This dramatic picture showing how the occupants of a taxicab had a lucky escape when it was almost sliced in half during a gale made national headlines a century ago.

The Watford Observer has again teamed up with the Watford Museum and is delighted to showcase some pictures from its archive.

This week's image, which is in the form of a postcard, was taken during a severe gale which struck this country exactly 105 years ago.

High winds and blizzards hit a large part of the UK on March 27 and 28, 1916, causing considerable damage in many places.

Read more: A wonderful picture of market day in Watford almost a century ago

The museum's volunteer archivist Christine Orchard explained the taxicab accident was significant enough to be reported beyond Watford, making the regional press and it also featured in the Daily Mirror where a different photograph was printed.

The Daily Mirror reported on April 3, 2016: "During the blizzard a tree fell right across a taxicab in Grove Mill-lane, Watford.
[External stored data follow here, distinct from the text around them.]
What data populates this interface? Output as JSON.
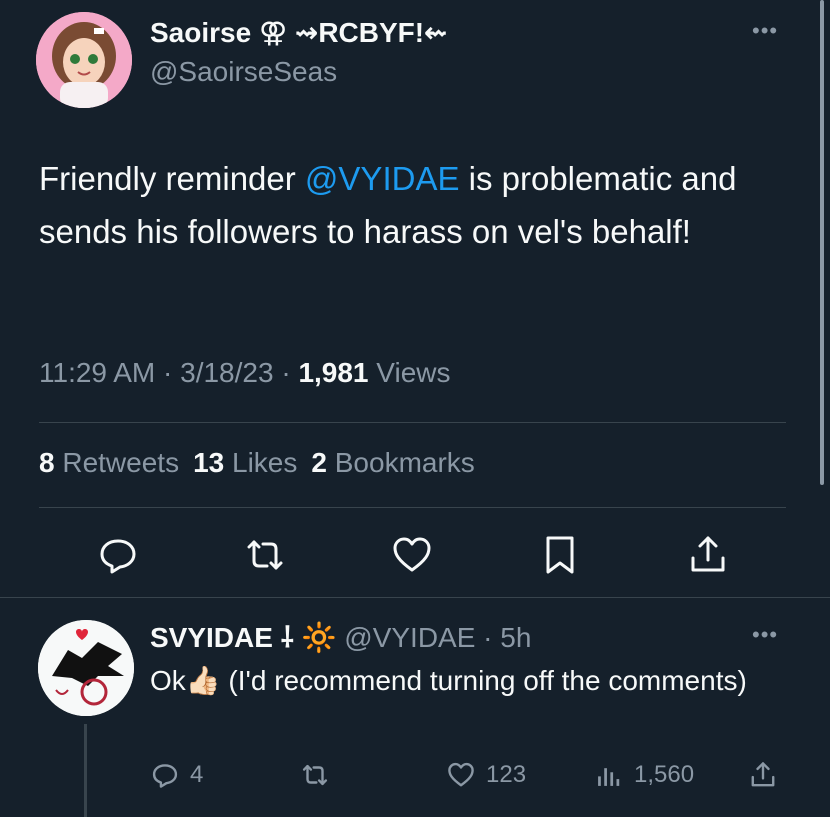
{
  "tweet": {
    "display_name": "Saoirse ⚢ ⇝RCBYF!⇜",
    "handle": "@SaoirseSeas",
    "text_before": "Friendly reminder ",
    "mention": "@VYIDAE",
    "text_after": " is problematic and sends his followers to harass on vel's behalf!",
    "time": "11:29 AM",
    "date": "3/18/23",
    "views_count": "1,981",
    "views_label": "Views",
    "retweets_count": "8",
    "retweets_label": "Retweets",
    "likes_count": "13",
    "likes_label": "Likes",
    "bookmarks_count": "2",
    "bookmarks_label": "Bookmarks",
    "more": "•••"
  },
  "reply": {
    "display_name": "SVYIDAE ⸸ 🔆",
    "handle": "@VYIDAE",
    "age": "5h",
    "text": "Ok👍🏻 (I'd recommend turning off the comments)",
    "reply_count": "4",
    "like_count": "123",
    "view_count": "1,560",
    "more": "•••"
  },
  "colors": {
    "background": "#15202b",
    "text": "#f7f9f9",
    "secondary": "#8b98a5",
    "accent": "#1d9bf0",
    "divider": "#38444d"
  },
  "icons": {
    "tweet_actions": [
      "reply-icon",
      "retweet-icon",
      "like-icon",
      "bookmark-icon",
      "share-icon"
    ],
    "reply_actions": [
      "reply-icon",
      "retweet-icon",
      "like-icon",
      "views-icon",
      "share-icon"
    ]
  }
}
The vehicle had had its passage barred by another fallen tree, so the occupants had alighted and no one was hurt."

Two days earlier, the Hertford Mercury and Reformer had reported: "Near Sparrow Pot Lodge, off Hempstead Road, the driver of a taxi-cab found his way blocked, and no sooner had his ‘fare’ got out than a large tree crashed on to the top of the taxi, almost cutting it in two."

Christine believes the handwritten date on the postcard is incorrect because it gives the day before the gale struck.